Titled, “Debbie Does My Dad,” the show will take the audience through vignettes of Gordon’s life, including the relationship with his parents, his discovery and interest in sex and the ultimate realization of the kind of man he wants to be.

“The purpose of this show is that it’s about redefining manhood where sexuality and sensitivity are not mutually exclusive,” Gordon said.

Howie Gordon was married, living in Berkeley and working in construction when he was offered his first pornographic role in the 1978 film, “The Candy Stripers.”

The aspiring actor’s foray into pornography was in part from living out a fantasy of meeting an x-rated woman and having sex in an elevator, a dream that came following a childhood that Gordon said was spent as an overweight and repressed “Quasimodo,” later blossoming into “Robert Redford” during the sexual revolution.

“Women who were saying no were saying yes,” the elder Gordon said. “I had a lot to make up for.”

After filming more than 100 sex scenes and winning numerous awards, Gordon retired from the industry as a precaution shortly after cases of AIDS were reported in the United States in the 1980s. He became an AIDS information officer and started a second career as a writer. Along with his wife, Ashley, a marriage and family therapist, the couple remained in Berkeley where they raised three children, the youngest of whom is Bobby.

When it came to talking about sex and his career, Gordon was open with his children and gradually disclosed information. He recalls the time when both his daughters, then ages 12 and 10, found out about his films.

The younger daughter asked if her father’s “grown-up movies” involved sex, which Gordon confirmed.

“She started jumping up and down saying ‘Daddy makes sex movies,’” thinking she had discovered uranium,” Gordon said.

Combing her sister’s hair was the eldest daughter, who in a moment of sibling rivalry, curtly replied, “so what.”

It was the kind of attitude that the children had over the years as overly excited classmates would pepper them with questions about their father’s experiences in pornography.

“To me it was normal and to the other (kids) it wasn’t normal and that got old,” Bobby Gordon, who was born after his father retired, said.

It wasn’t until a few years ago that Gordon took a step back and decided to look at his family through a new set of lenses, asking for the first time why his father acted in porn.

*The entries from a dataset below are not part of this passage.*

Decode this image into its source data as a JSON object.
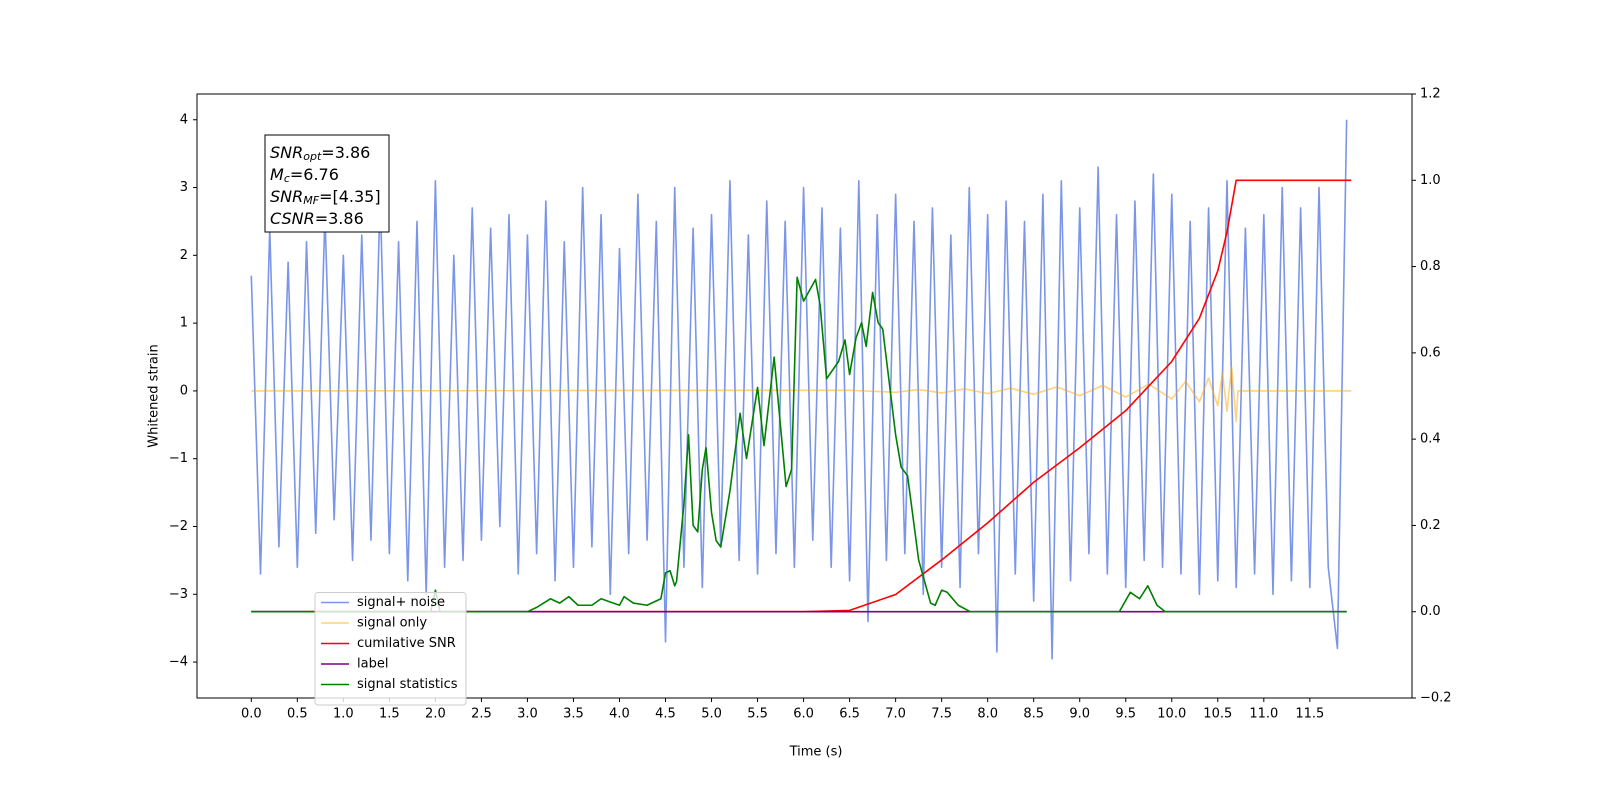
{
  "chart_data": {
    "type": "line",
    "xlabel": "Time (s)",
    "ylabel": "Whitened strain",
    "xlim": [
      -0.59,
      12.61
    ],
    "ylim": [
      -4.53,
      4.38
    ],
    "y2lim": [
      -0.2,
      1.2
    ],
    "xticks": [
      {
        "value": 0,
        "label": "0.0"
      },
      {
        "value": 0.5,
        "label": "0.5"
      },
      {
        "value": 1,
        "label": "1.0"
      },
      {
        "value": 1.5,
        "label": "1.5"
      },
      {
        "value": 2,
        "label": "2.0"
      },
      {
        "value": 2.5,
        "label": "2.5"
      },
      {
        "value": 3,
        "label": "3.0"
      },
      {
        "value": 3.5,
        "label": "3.5"
      },
      {
        "value": 4,
        "label": "4.0"
      },
      {
        "value": 4.5,
        "label": "4.5"
      },
      {
        "value": 5,
        "label": "5.0"
      },
      {
        "value": 5.5,
        "label": "5.5"
      },
      {
        "value": 6,
        "label": "6.0"
      },
      {
        "value": 6.5,
        "label": "6.5"
      },
      {
        "value": 7,
        "label": "7.0"
      },
      {
        "value": 7.5,
        "label": "7.5"
      },
      {
        "value": 8,
        "label": "8.0"
      },
      {
        "value": 8.5,
        "label": "8.5"
      },
      {
        "value": 9,
        "label": "9.0"
      },
      {
        "value": 9.5,
        "label": "9.5"
      },
      {
        "value": 10,
        "label": "10.0"
      },
      {
        "value": 10.5,
        "label": "10.5"
      },
      {
        "value": 11,
        "label": "11.0"
      },
      {
        "value": 11.5,
        "label": "11.5"
      }
    ],
    "yticks": [
      {
        "value": -4,
        "label": "−4"
      },
      {
        "value": -3,
        "label": "−3"
      },
      {
        "value": -2,
        "label": "−2"
      },
      {
        "value": -1,
        "label": "−1"
      },
      0,
      1,
      2,
      3,
      4
    ],
    "y2ticks": [
      {
        "value": -0.2,
        "label": "−0.2"
      },
      {
        "value": 0,
        "label": "0.0"
      },
      0.2,
      0.4,
      0.6,
      0.8,
      {
        "value": 1,
        "label": "1.0"
      },
      1.2
    ],
    "legend": "lower left",
    "annotation": [
      {
        "main": "SNR",
        "sub": "opt",
        "rest": "=3.86"
      },
      {
        "main": "M",
        "sub": "c",
        "rest": "=6.76"
      },
      {
        "main": "SNR",
        "sub": "MF",
        "rest": "=[4.35]"
      },
      {
        "main": "CSNR",
        "rest": "=3.86"
      }
    ],
    "series": [
      {
        "name": "signal+ noise",
        "color": "#7b96e8",
        "opacity": 1,
        "x": [
          0,
          0.1,
          0.2,
          0.3,
          0.4,
          0.5,
          0.6,
          0.7,
          0.8,
          0.9,
          1,
          1.1,
          1.2,
          1.3,
          1.4,
          1.5,
          1.6,
          1.7,
          1.8,
          1.9,
          2,
          2.1,
          2.2,
          2.3,
          2.4,
          2.5,
          2.6,
          2.7,
          2.8,
          2.9,
          3,
          3.1,
          3.2,
          3.3,
          3.4,
          3.5,
          3.6,
          3.7,
          3.8,
          3.9,
          4,
          4.1,
          4.2,
          4.3,
          4.4,
          4.5,
          4.6,
          4.7,
          4.8,
          4.9,
          5,
          5.1,
          5.2,
          5.3,
          5.4,
          5.5,
          5.6,
          5.7,
          5.8,
          5.9,
          6,
          6.1,
          6.2,
          6.3,
          6.4,
          6.5,
          6.6,
          6.7,
          6.8,
          6.9,
          7,
          7.1,
          7.2,
          7.3,
          7.4,
          7.5,
          7.6,
          7.7,
          7.8,
          7.9,
          8,
          8.1,
          8.2,
          8.3,
          8.4,
          8.5,
          8.6,
          8.7,
          8.8,
          8.9,
          9,
          9.1,
          9.2,
          9.3,
          9.4,
          9.5,
          9.6,
          9.7,
          9.8,
          9.9,
          10,
          10.1,
          10.2,
          10.3,
          10.4,
          10.5,
          10.6,
          10.7,
          10.8,
          10.9,
          11,
          11.1,
          11.2,
          11.3,
          11.4,
          11.5,
          11.6,
          11.7,
          11.8,
          11.9
        ],
        "values": [
          1.7,
          -2.7,
          2.4,
          -2.3,
          1.9,
          -2.6,
          2.2,
          -2.1,
          2.6,
          -1.9,
          2.0,
          -2.5,
          2.3,
          -2.2,
          2.9,
          -2.4,
          2.2,
          -2.8,
          2.5,
          -3.0,
          3.1,
          -2.6,
          2.0,
          -2.5,
          2.7,
          -2.2,
          2.4,
          -2.0,
          2.6,
          -2.7,
          2.3,
          -2.4,
          2.8,
          -2.8,
          2.2,
          -2.6,
          3.0,
          -2.3,
          2.6,
          -3.0,
          2.1,
          -2.4,
          2.9,
          -2.2,
          2.5,
          -3.7,
          3.0,
          -2.6,
          2.4,
          -2.9,
          2.6,
          -2.3,
          3.1,
          -2.5,
          2.3,
          -2.7,
          2.8,
          -2.4,
          2.5,
          -2.6,
          3.0,
          -2.2,
          2.7,
          -2.6,
          2.4,
          -2.8,
          3.1,
          -3.4,
          2.6,
          -2.5,
          2.9,
          -2.4,
          2.5,
          -3.0,
          2.7,
          -2.6,
          2.3,
          -2.9,
          3.0,
          -2.4,
          2.6,
          -3.85,
          2.8,
          -2.7,
          2.5,
          -3.1,
          2.9,
          -3.95,
          3.1,
          -2.8,
          2.7,
          -2.4,
          3.3,
          -2.7,
          2.6,
          -2.9,
          2.8,
          -2.5,
          3.2,
          -2.6,
          2.9,
          -2.7,
          2.5,
          -3.0,
          2.7,
          -2.8,
          3.1,
          -2.9,
          2.4,
          -2.7,
          2.6,
          -3.0,
          3.0,
          -2.8,
          2.7,
          -2.9,
          3.0,
          -2.6,
          -3.8,
          4.0
        ]
      },
      {
        "name": "signal only",
        "color": "#ffa500",
        "opacity": 0.5,
        "x": [
          0,
          6.5,
          7,
          7.25,
          7.5,
          7.75,
          8,
          8.25,
          8.5,
          8.75,
          9,
          9.25,
          9.5,
          9.75,
          10,
          10.15,
          10.3,
          10.4,
          10.5,
          10.55,
          10.6,
          10.65,
          10.7,
          10.72,
          11.95
        ],
        "values": [
          0,
          0.01,
          -0.02,
          0.02,
          -0.03,
          0.03,
          -0.04,
          0.04,
          -0.05,
          0.06,
          -0.07,
          0.08,
          -0.09,
          0.1,
          -0.12,
          0.14,
          -0.16,
          0.19,
          -0.22,
          0.26,
          -0.3,
          0.36,
          -0.45,
          0,
          0
        ]
      },
      {
        "name": "cumilative SNR",
        "color": "#ff0000",
        "axis": "y2",
        "x": [
          0,
          6,
          6.5,
          7,
          7.5,
          8,
          8.5,
          9,
          9.5,
          10,
          10.3,
          10.5,
          10.6,
          10.7,
          11.95
        ],
        "values": [
          0,
          0,
          0.003,
          0.04,
          0.12,
          0.206,
          0.3,
          0.38,
          0.466,
          0.58,
          0.68,
          0.79,
          0.88,
          1.0,
          1.0
        ]
      },
      {
        "name": "label",
        "color": "#800080",
        "axis": "y2",
        "x": [
          0,
          11.9
        ],
        "values": [
          0,
          0
        ]
      },
      {
        "name": "signal statistics",
        "color": "#008000",
        "axis": "y2",
        "x": [
          0,
          1.95,
          2.0,
          2.05,
          3.0,
          3.1,
          3.25,
          3.35,
          3.45,
          3.55,
          3.7,
          3.8,
          4.0,
          4.05,
          4.15,
          4.3,
          4.45,
          4.5,
          4.55,
          4.6,
          4.62,
          4.7,
          4.75,
          4.8,
          4.85,
          4.9,
          4.94,
          5.0,
          5.05,
          5.1,
          5.2,
          5.31,
          5.38,
          5.5,
          5.57,
          5.68,
          5.81,
          5.87,
          5.93,
          6.0,
          6.13,
          6.18,
          6.25,
          6.38,
          6.45,
          6.5,
          6.57,
          6.63,
          6.68,
          6.75,
          6.81,
          6.86,
          7.0,
          7.06,
          7.13,
          7.25,
          7.38,
          7.43,
          7.5,
          7.56,
          7.68,
          7.81,
          9.43,
          9.55,
          9.65,
          9.74,
          9.84,
          9.93,
          11.9
        ],
        "values": [
          0,
          0,
          0.05,
          0,
          0,
          0.01,
          0.03,
          0.02,
          0.035,
          0.015,
          0.015,
          0.03,
          0.015,
          0.035,
          0.02,
          0.015,
          0.03,
          0.09,
          0.095,
          0.06,
          0.07,
          0.25,
          0.41,
          0.2,
          0.185,
          0.33,
          0.38,
          0.23,
          0.165,
          0.15,
          0.28,
          0.46,
          0.355,
          0.52,
          0.385,
          0.59,
          0.29,
          0.33,
          0.775,
          0.72,
          0.77,
          0.71,
          0.54,
          0.58,
          0.63,
          0.55,
          0.635,
          0.67,
          0.615,
          0.74,
          0.67,
          0.655,
          0.41,
          0.335,
          0.315,
          0.12,
          0.02,
          0.015,
          0.05,
          0.045,
          0.015,
          0,
          0,
          0.045,
          0.03,
          0.06,
          0.015,
          0,
          0
        ]
      }
    ]
  }
}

The result was a show that debuted at the Drama for Life Festival in Johannesburg, South Africa last fall and a follow-up with the father and son at the Center for Sex and Culture in San Francisco in November. The performance at Highways will be a never-before-seen retooled version of the show.

“(Bobby) is working out some critical issues of his own growth and sexuality which have helped him transition from boy to man,” Howie Gordon said about the show. “It’s great to see him playing things out and coming to peace with things that have caused him consternation in his youth.”